Le sourire aux lèvres, presque euphorique, Ourkess gardait les yeux clos, les sourcils arqués, à l’écoute de la mélodie des cris de désespoir des mortels. Sa tête remuait avec délice, bercée par les prières éperdues et les gargouillis de viscères mis à jour.
Les souffreteux. Les cafards. Cette espèce disparaissait avec le charme qui lui seyait.
Quelle joie, quel régal. Après tous ces siècles à écouter et à respecter la parole de ses frères et sœurs, à rêver de l’ultime bataille, à se laisser duper, le dieu de la guerre se libérait de leur emprise. Il amorçait le combat qui modifierait la surface de cette terre risible. Il subrogeait l’ordre des choses. Il saisissait la place qu’il méritait. Il triompherait. Lui seul, pour lui-même !
L’immortel, heureux et fier, rouvrit les yeux et admira depuis sa demeure le massacre avec légèreté. Il devait durer quelque temps, pour que le goût qu’il avait à la bouche subsiste. Il voulait savourer cette étape qui précédait sa tutelle future. Il méritait ce plaisir, et il se l’appropriait.

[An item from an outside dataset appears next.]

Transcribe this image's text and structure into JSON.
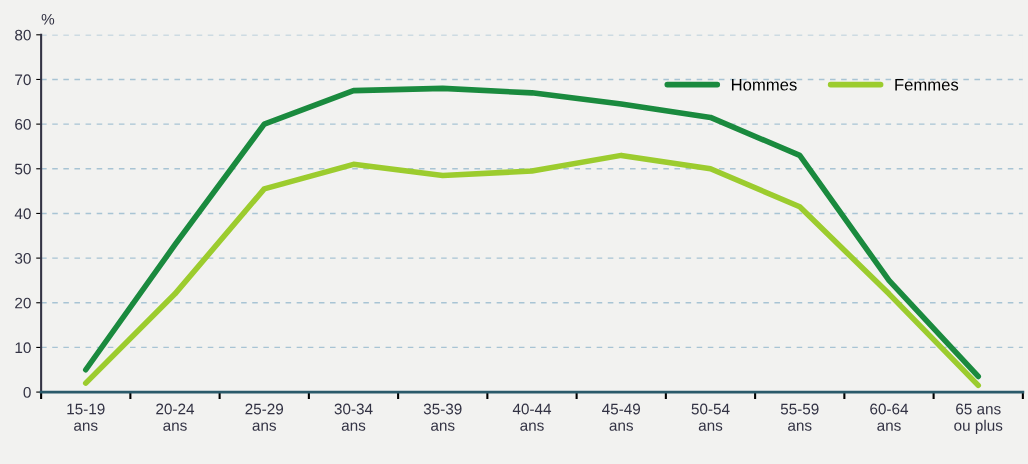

Toutefois, le désir s’éprit de lui. L’idée d’attraper sa masse le titilla. Pour que ce trouble cesse, toute forme de vie pathétique devait être supprimée, le tri achevé. Aussi Ourkess choisit d’ouvrir deux portails subsidiaires et d’y dépêcher d’autres colosses. Le flash qui suivit éclaira les deux ciels. Celui des mortels et celui des dieux, pour que la multitude d’êtres saisisse qu’il accélérait le rythme.

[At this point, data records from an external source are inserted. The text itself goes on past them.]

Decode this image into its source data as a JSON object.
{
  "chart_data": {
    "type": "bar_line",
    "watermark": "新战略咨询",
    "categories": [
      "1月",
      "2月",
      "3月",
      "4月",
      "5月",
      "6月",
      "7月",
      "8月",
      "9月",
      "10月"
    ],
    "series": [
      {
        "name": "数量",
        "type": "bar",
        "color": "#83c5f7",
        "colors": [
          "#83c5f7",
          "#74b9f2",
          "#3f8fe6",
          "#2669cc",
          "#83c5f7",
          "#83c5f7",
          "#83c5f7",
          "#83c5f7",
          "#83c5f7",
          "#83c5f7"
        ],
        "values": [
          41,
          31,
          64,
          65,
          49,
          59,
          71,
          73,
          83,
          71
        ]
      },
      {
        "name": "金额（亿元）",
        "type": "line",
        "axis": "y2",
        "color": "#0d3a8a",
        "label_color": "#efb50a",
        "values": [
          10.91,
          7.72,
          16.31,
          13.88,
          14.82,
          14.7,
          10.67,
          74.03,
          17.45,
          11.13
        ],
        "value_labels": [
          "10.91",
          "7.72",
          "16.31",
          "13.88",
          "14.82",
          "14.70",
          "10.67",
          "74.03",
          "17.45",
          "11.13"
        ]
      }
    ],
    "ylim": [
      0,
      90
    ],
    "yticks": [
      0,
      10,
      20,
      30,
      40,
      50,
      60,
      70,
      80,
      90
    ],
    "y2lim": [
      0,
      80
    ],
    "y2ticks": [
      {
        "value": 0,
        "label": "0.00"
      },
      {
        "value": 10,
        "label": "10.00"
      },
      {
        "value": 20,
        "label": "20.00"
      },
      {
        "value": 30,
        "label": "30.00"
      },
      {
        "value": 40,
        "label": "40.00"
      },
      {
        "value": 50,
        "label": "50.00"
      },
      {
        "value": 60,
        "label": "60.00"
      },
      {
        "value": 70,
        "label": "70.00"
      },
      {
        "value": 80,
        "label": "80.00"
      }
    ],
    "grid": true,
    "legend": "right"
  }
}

Il visualisa sa pseudo-famille qui devait trembler, pas fichue de lever le petit doigt pour le stopper. Ou juste modérer le trépas de cette espèce bipède et pathétique. Ourkess rit à cette idée. Le pouvoir ! La force ! La gloire ! Tout était à lui. Même le futur. À coup sûr, Gormo dévorait ses propres os avec ses cycles ridicules. L’amour s’estompait, la peur le remplaçait. Et la mort, il la dictait désormais. Armouth avait perdu sa place, il croulait sous le poids du dieu de la guerre. Le seul Dieu qui méritait d’être !
Bizarre, ce bruit. Il tiqua, malgré la rage des combats. Quelque chose le perturba, tarit sa joie, comme le moustique qui volette tout près de l’oreille, ou la puce qui se cache au milieu de la forêt de poils. Misérable, pathétique, facile à détruire, et toutefois casse-pieds à souhait. Ourkess fit rouler sa tête. Qu’est-ce qui pouvait l’agacer comme ça, si proche de sa demeure ? Il crispa les mâchoires. Las, il regarda vers ce qui produisait cette rumeur.
Mazy ! Cette folle était toujours là ! Le dieu de la guerre se leva, attrapa sa masse et massacra ce qu’il restait du siège de marbre bleu. Elle avait survécu ! Pire que cela, elle avait traversé la porte. Qui ? Qui l’avait aidée ?! Ourkess hurla de toutes ses forces et laissa évacuer sa rage.
Voilà qui suffisait, elle allait payer.